HDR as implemented by Lost Coast used software algorithms to create the illusion of high dynamic range on standard dynamic range (SDR) displays. The situation today is rather different. The current TVs and monitors that offer HDR support today do so by offering a larger luminosity range and higher peak brightness than conventional panels. There’s a genuine level of hardware support today that didn’t exist 15 years ago, but it’s almost entirely focused on the console side of the industry. Monitor manufacturers have not moved to add HDR as a feature the way TV manufacturers have, and many games that support HDR on console don’t offer it as an option on PC.
Auto HDR for PC takes DX11 and DX12 games and converts them for HDR display on the fly, with no changes required.
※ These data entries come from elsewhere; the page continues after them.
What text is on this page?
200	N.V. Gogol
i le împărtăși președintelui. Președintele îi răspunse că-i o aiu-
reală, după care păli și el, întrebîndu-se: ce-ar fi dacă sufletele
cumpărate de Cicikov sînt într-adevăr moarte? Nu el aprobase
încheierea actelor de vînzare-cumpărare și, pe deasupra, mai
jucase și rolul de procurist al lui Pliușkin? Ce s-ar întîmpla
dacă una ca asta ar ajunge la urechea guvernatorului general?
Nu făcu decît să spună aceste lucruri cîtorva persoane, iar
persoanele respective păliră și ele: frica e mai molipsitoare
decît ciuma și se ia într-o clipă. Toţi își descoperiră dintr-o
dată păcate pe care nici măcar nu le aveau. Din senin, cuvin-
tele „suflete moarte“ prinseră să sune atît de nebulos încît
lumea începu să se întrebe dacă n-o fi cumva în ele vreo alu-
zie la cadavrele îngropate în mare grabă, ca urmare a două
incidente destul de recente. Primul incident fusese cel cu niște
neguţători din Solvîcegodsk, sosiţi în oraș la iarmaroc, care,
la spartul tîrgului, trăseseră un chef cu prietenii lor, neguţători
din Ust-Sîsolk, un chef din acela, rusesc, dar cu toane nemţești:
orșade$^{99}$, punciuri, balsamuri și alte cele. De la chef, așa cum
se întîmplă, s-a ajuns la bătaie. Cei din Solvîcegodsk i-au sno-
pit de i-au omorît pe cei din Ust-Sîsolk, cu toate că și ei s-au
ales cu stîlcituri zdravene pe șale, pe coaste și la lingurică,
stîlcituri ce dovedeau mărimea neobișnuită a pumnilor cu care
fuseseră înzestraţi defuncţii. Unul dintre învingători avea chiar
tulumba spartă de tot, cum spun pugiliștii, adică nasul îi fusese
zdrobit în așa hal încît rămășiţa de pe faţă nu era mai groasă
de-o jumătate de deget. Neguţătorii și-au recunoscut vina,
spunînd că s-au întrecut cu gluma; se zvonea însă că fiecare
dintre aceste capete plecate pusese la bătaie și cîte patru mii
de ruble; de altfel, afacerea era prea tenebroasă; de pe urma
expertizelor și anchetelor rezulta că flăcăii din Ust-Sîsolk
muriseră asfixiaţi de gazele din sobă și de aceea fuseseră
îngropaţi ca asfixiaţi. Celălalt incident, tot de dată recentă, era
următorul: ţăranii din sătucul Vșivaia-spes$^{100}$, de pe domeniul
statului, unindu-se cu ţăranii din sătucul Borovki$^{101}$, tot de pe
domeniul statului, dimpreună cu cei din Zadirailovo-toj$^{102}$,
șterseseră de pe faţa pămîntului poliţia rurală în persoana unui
Future versions of Windows will have a toggle option to enable and disable the feature.
It’s not as good as a native HDR implementation, and Microsoft isn’t promising otherwise. The image above shows a comparison between the luminance of a standard display, how AutoHDR adjusts it, and finally what a native HDR implementation might look like. AutoHDR plays things conservatively, which is preferable to risking a game looking like a blown-out mess.
Auto HDR on the Xbox Series X works beautifully. I’ve never found a reason to disable it. It subtly enhances the look of older games without causing brightness issues. Currently, the feature is only available to Windows Insiders, but anything rolling out to early testers now we’ll get wrapped into the main OS sooner or later.
Bringing AutoHDR to PC should help solve the typical chicken/egg problem that bedevils the rollout of new hardware features. Auto HDR may not offer the same experience as a native implementation, but it will give HDR monitor owners a suite of content they can actually enjoy. This should help speed the adoption of HDR overall, and hopefully, give more game developers a reason to implement native support. You can find instructions for how to join the Windows Insider program and enable the feature here. Keep in mind that Windows Insider builds are not supposed to be installed on your daily PC.